Academic knowledge has historically faced barriers to distribution, especially in the traditional book format, which limits both the group of people who have access to that knowledge and the application of new knowledge in wider spheres. Digital media have great potential to lower those barriers, but current publishing structures still tend to follow a paywalled model. Sometimes things that are published in open access are considered “less scholarly” or “less important” within university promotion and tenure communities.
What does this accomplishment mean to you?
I am part of a team of editor-curator-authors who won the prize for the digital environmental humanities project, Feral Atlas: The More-than-Human Anthropocene (Stanford University Press, 2021). This is a multimodal project, which means it includes not just text but images, video and sound recordings, as well as clickable, interactive web design. In short, it really uses digital space to challenge the traditional form of the academic book. While it was a fantastic project to create, we have found that it faces precisely the kinds of problems of legibility in academic circles that this prize was created to counteract.

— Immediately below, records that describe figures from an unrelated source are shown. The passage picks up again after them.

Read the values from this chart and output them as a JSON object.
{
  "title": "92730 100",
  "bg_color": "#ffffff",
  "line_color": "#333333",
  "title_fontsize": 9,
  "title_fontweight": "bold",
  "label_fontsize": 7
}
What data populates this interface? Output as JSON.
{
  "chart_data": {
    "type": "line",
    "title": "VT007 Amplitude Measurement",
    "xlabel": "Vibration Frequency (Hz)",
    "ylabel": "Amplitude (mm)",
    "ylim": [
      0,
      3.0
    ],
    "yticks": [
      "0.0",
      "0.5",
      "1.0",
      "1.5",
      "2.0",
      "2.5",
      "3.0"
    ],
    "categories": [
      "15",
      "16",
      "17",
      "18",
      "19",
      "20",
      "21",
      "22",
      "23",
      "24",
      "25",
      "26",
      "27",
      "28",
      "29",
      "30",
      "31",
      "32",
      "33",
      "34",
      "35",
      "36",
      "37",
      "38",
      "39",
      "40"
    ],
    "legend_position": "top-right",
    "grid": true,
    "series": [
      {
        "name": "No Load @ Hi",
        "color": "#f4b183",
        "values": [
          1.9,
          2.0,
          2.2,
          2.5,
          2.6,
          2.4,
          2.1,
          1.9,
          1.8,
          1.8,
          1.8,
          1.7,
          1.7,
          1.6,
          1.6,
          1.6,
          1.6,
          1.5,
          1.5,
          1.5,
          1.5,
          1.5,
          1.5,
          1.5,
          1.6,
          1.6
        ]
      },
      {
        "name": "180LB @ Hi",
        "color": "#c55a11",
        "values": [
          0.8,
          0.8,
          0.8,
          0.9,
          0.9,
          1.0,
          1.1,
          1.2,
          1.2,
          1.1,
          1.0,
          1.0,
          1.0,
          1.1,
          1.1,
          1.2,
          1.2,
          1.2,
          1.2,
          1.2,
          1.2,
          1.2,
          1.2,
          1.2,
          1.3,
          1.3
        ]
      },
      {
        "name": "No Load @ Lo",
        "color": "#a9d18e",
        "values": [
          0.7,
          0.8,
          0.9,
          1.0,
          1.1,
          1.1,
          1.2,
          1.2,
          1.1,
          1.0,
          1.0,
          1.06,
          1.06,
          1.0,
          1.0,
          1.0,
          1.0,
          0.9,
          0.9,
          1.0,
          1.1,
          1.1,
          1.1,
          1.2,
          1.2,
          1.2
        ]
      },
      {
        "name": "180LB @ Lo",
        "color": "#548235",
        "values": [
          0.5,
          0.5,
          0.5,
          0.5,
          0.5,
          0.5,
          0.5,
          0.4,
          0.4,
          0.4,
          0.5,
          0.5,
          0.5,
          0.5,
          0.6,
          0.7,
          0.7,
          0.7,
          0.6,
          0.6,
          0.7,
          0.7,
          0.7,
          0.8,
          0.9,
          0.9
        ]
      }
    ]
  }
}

I have been so grateful to see the attention the project has received in the fields of art and design, as well as from the general public — and this award really adds to that by attesting to the scholarly legitimacy of our work.
What is your book about?
The project aims to shed light on all the wild, weird and concerning things that are happening to “nature” in this strange period, sometimes referred to as “the Anthropocene.” More specifically, it looks at how human-built infrastructures have interacted with non-human entities (both living and non-living) to generate new, undesigned and often uncontrollable effects, which we think of as “feral.” Thinking in this way helps us see nature not as something that we act upon with intent, but rather as a set of responsive and unpredictable entities, which are always pushing back against human actions and designs, whether we notice it or not.

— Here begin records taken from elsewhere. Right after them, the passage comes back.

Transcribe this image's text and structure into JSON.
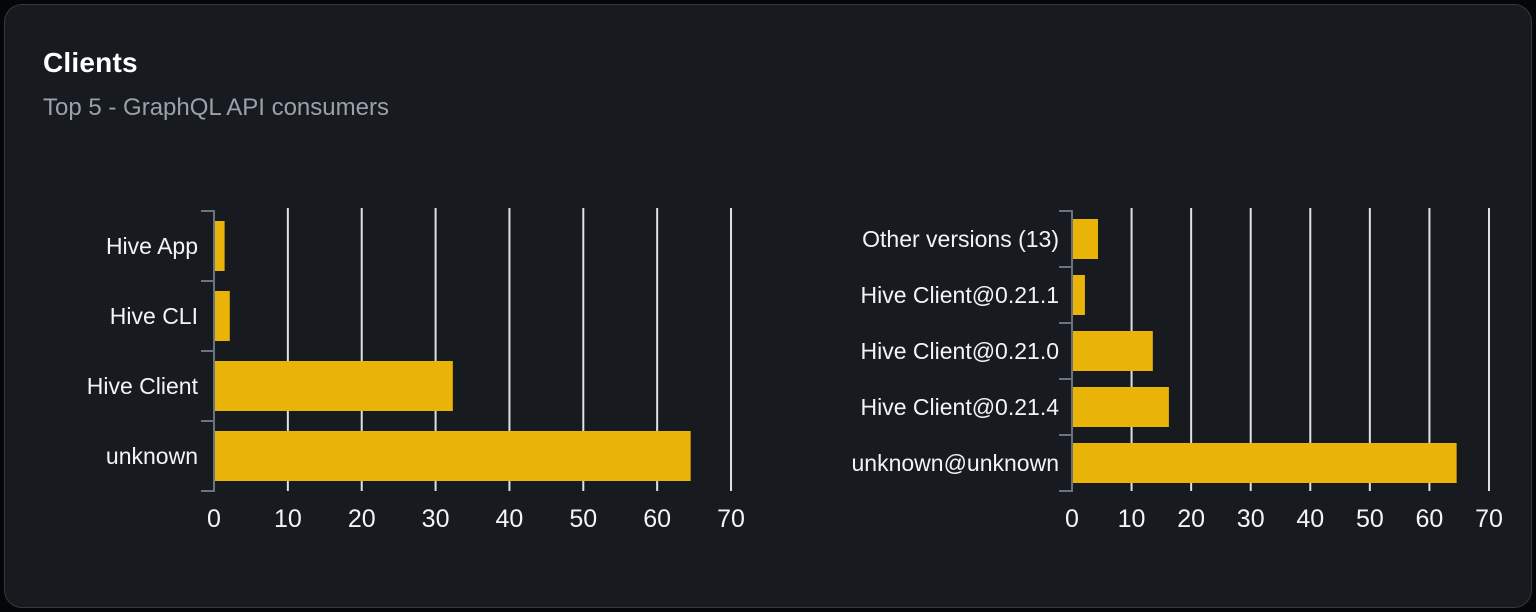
{
  "card": {
    "title": "Clients",
    "subtitle": "Top 5 - GraphQL API consumers"
  },
  "colors": {
    "page_background": "#050607",
    "card_background": "#171a1f",
    "card_border": "#34383f",
    "bar": "#eab308",
    "grid": "#dde2e8",
    "axis": "#6b7280",
    "tick_label": "#f3f4f6",
    "category_label": "#f3f4f6",
    "title": "#ffffff",
    "subtitle": "#9aa1ab"
  },
  "chart_data": [
    {
      "type": "bar",
      "orientation": "horizontal",
      "name": "clients-by-name",
      "categories": [
        "Hive App",
        "Hive CLI",
        "Hive Client",
        "unknown"
      ],
      "values": [
        1.3,
        2.0,
        32.2,
        64.4
      ],
      "xlim": [
        0,
        70
      ],
      "xticks": [
        0,
        10,
        20,
        30,
        40,
        50,
        60,
        70
      ],
      "grid": "vertical",
      "legend": "none",
      "bar_color": "#eab308"
    },
    {
      "type": "bar",
      "orientation": "horizontal",
      "name": "clients-by-version",
      "categories": [
        "Other versions (13)",
        "Hive Client@0.21.1",
        "Hive Client@0.21.0",
        "Hive Client@0.21.4",
        "unknown@unknown"
      ],
      "values": [
        4.2,
        2.0,
        13.4,
        16.1,
        64.4
      ],
      "xlim": [
        0,
        70
      ],
      "xticks": [
        0,
        10,
        20,
        30,
        40,
        50,
        60,
        70
      ],
      "grid": "vertical",
      "legend": "none",
      "bar_color": "#eab308"
    }
  ]
}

Recently, as a follow-on to the digital project, we published a print book, Field Guide to the Patchy Anthropocene: The New Nature (Stanford University Press, 2024). Either can be understood as a stand-alone project, but they read well side-by-side!
Tell me a memory you will cherish about the awards ceremony
For me, the best part was getting to see my co-editors (who are spread across three continents) and having a moment of celebration with them. We finished the project right at the beginning of the COVID-19 pandemic, in mid-2020, which tanked any plans we might otherwise have made of getting together to do a fun and festive launch for the project. The chance to raise a glass in recognition of each other’s work was long overdue.